Sous la tente plantée dans la grève, après le bain, demi-nu il regardait Hippolyte, qui s’attardait au soleil sur le bord de l’eau, enveloppée de son peignoir blanc. En regardant, il avait dans les yeux des scintillations presque douloureuses, et la grande lumière de midi lui causait une sensation nouvelle de malaise physique mêlée à une sorte de vague épouvante. C’était l’heure terrible, l’heure panique, l’heure suprême de la lumière et du silence, planant sur le vide de la vie. Il comprenait la superstition païenne, l’horreur sacrée des midis caniculaires sur la plage habitée par un dieu cruel et occulte. Au fond de son vague effroi se mouvait quelque chose de pareil à l’anxiété de l’homme qui attend une apparition subite et formidable. Il se paraissait à lui-même puérilement faible et peureux, diminué de courage et de forces comme après une épreuve défavorable.
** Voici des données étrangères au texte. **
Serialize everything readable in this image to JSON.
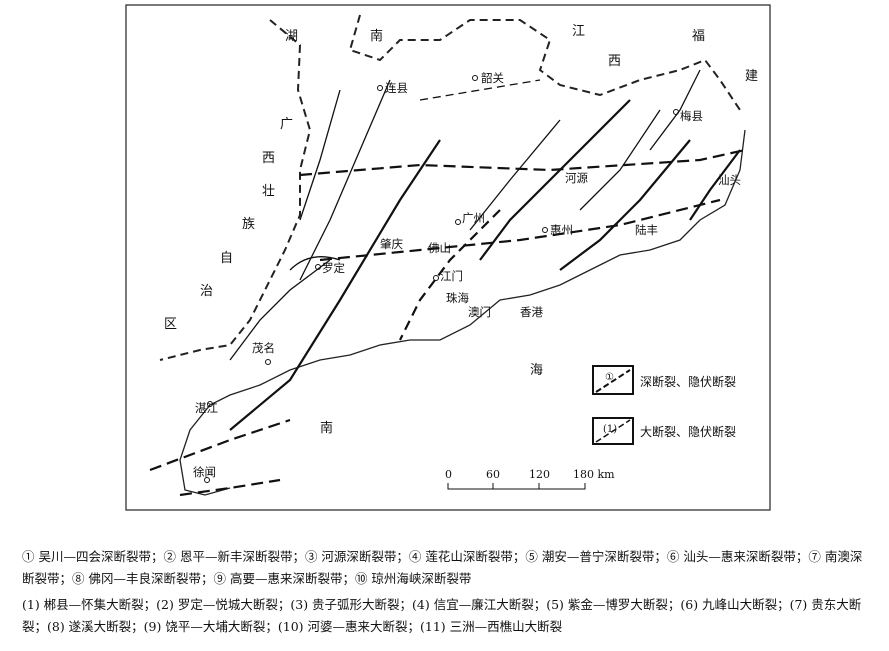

En plongeant son corps dans la mer, en offrant son front au plein soleil, en parcourant à la nage une courte distance, en s’essayant à son exercice préféré, en mesurant sa respiration sur le souffle de l’espace sans bornes, il avait senti à d’indubitables indices l’appauvrissement de sa vigueur, le déclin de sa jeunesse, l’œuvre destructive de l’Ennemie ; il avait senti une fois encore le cercle de fer se resserrer autour de son activité vitale et en réduire une zone de plus à l’inertie et à l’impuissance. La sensation de cette langueur musculaire devenait pour lui d’autant plus profonde qu’il regardait plus attentivement la personne de cette femme dressée dans la splendeur du jour.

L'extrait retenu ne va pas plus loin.